Hardy a Pessimist
In Tess of the d’Urbervilles Hardy gives
the impression that human beings are helplessly struggling hard for existence
but their hopes are thwarted by hostile power. Tess in the novel suffers a lot.
She is very sensitive by nature. When the family horse is killed, she holds
herself responsible for the accidents and feels the necessity of doing
something for the family. She goes to the Trantridge estate, Meets Alec and is
ultimately raped by him. It is a fault of her that she allows her chastity to
be violated. Her another fault is that she fails to disclose the secret of her
past to Angel before her marriage. She also lives with Alec as his mistress and
later on kills him in cold blood.
Alec is the villain of the novel. He
sets Tess’s suffering in motion. He is a thorough going sensualist who takes
pleasure in girl hunting. When she goes to the Trantridge estate of the
d’Urbervilles to work, he meets her for the first time and is very much
attracted to her. Later on, he manages to rape her very cunningly. As a result
she gives birth to a child and it died after a few days of its birth. After
being deserted by her husband, she again meets him and he makes her to live
with him as his mistress by convincing her that her husband would never return
and by offering financial security for the family.
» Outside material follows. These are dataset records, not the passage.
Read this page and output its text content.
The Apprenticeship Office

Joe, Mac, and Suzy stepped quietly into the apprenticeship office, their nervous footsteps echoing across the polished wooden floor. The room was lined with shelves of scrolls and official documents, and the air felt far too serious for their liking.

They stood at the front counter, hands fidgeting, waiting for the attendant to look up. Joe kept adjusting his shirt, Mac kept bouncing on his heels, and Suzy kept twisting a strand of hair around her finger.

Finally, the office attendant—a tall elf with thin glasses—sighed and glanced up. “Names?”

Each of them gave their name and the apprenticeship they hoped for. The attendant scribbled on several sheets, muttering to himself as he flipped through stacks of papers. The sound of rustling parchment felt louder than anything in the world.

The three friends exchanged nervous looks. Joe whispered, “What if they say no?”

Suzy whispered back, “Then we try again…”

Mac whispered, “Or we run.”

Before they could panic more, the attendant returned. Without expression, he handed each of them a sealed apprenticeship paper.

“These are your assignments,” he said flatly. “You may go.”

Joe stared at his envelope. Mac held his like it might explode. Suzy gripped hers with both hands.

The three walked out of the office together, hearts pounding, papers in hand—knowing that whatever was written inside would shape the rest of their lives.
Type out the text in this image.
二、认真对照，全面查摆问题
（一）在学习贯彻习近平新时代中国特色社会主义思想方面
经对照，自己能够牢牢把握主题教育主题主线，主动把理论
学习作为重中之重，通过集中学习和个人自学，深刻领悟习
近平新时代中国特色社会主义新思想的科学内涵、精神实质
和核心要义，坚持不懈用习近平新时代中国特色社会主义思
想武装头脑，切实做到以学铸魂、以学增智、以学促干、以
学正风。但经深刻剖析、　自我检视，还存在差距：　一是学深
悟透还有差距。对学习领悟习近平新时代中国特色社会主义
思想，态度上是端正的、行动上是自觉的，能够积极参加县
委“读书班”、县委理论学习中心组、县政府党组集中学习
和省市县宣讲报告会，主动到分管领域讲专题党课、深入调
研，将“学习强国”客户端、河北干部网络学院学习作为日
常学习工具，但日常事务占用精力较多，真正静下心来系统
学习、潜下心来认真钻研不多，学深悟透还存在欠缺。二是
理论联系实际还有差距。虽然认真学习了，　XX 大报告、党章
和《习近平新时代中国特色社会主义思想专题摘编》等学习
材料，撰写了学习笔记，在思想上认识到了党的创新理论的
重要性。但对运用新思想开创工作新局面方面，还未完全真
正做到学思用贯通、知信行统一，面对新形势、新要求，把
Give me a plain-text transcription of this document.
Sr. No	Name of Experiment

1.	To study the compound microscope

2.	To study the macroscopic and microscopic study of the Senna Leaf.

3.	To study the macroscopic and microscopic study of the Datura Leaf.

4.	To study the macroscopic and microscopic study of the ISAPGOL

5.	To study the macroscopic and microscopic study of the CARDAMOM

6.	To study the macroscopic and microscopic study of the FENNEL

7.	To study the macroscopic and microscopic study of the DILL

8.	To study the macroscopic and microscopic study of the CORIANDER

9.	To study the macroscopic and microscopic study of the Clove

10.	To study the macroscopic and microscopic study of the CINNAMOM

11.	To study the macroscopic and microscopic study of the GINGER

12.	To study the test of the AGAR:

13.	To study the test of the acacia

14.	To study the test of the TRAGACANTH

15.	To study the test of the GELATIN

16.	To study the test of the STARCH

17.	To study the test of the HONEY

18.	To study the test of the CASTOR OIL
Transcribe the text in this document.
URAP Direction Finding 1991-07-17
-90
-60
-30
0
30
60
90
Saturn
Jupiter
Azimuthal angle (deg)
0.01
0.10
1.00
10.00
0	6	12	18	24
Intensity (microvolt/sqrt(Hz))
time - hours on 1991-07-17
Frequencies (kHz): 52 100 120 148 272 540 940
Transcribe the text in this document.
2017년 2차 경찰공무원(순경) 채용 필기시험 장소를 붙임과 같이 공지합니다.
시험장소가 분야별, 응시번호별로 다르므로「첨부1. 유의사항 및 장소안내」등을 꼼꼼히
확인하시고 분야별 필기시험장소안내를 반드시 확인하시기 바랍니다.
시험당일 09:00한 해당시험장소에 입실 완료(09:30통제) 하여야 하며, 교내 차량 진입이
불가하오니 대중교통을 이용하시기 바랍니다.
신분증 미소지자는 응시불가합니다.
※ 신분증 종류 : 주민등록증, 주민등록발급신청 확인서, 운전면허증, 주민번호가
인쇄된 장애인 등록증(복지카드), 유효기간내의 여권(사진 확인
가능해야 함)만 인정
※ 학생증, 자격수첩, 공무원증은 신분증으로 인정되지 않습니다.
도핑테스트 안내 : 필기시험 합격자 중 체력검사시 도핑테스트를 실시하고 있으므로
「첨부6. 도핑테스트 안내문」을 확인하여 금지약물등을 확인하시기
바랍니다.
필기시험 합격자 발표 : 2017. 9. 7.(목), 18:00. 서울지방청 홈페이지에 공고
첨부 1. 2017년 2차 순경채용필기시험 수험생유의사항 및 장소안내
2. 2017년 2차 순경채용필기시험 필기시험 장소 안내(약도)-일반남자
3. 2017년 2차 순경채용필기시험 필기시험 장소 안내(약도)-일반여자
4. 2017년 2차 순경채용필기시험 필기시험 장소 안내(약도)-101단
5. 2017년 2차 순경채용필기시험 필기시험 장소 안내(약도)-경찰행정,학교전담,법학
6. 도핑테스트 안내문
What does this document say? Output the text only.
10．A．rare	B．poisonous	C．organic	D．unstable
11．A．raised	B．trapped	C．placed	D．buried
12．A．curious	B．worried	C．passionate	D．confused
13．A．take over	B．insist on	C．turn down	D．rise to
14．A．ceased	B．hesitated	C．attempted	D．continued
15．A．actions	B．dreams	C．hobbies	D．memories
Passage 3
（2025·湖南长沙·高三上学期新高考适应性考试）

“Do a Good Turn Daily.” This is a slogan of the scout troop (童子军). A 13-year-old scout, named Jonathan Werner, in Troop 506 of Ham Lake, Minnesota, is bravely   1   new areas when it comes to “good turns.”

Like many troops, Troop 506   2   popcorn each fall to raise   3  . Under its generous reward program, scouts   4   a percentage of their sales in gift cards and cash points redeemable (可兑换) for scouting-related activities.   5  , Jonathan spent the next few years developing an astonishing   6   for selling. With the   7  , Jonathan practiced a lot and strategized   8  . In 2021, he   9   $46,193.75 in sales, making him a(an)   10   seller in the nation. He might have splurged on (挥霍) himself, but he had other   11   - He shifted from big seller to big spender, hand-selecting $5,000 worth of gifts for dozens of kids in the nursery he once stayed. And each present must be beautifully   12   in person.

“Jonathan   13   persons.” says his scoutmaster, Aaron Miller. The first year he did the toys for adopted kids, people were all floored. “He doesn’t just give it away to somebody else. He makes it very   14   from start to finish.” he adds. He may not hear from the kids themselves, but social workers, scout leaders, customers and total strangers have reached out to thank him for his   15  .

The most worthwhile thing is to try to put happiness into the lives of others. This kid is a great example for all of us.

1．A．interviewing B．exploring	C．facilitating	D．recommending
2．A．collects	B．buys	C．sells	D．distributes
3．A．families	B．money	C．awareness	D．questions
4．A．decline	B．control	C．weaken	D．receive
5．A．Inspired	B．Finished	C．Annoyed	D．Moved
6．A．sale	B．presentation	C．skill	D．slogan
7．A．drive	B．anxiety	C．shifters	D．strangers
Angel Clare also increases the suffering
of Tess. He represents society with its conservatism and its double
standard-one principle for men and other for women. After their marriage, he
tells Tess of his forty-eight hours’ dissipation with a woman in London and
asks her forgiveness. She forgives him and tells him of her own misadventure
with Alec and asks him to forgive her. But Angel is devastated by Tess’s
confession of her seduction and the subsequent birth of her son and says; “O
Tess, forgiveness does not apply to thy case” He refuses to live with her and
leaves for Brazil.
Fate in the form of chance and
coincidence plays a hostile role in the life of Tess. Early in the story,
Prince, the horse of the Durbeyfield Family is killed in an accident and it is
chance that forces Tess to seek employment at the d’Urbervilles household.
Chance and coincidence play yet another impish trick on Tess, when she decides
to visit Angle’s parents at Minster.
At the end of the novel Tess stabs Alec
to death for deceiving her. She is arrested and hanged as a punishment for
murder and Hardy says that “justice was done and the President of the Immortals
had ended his sport with Tess.” Hardy here means that the supernatural powers
had deliberately been hostile to Tess and had been responsible for contriving
all her misfortunes leading to her execution. Thus, Hardy presents a gloomy
view of life. Hence he can be called a pessimist.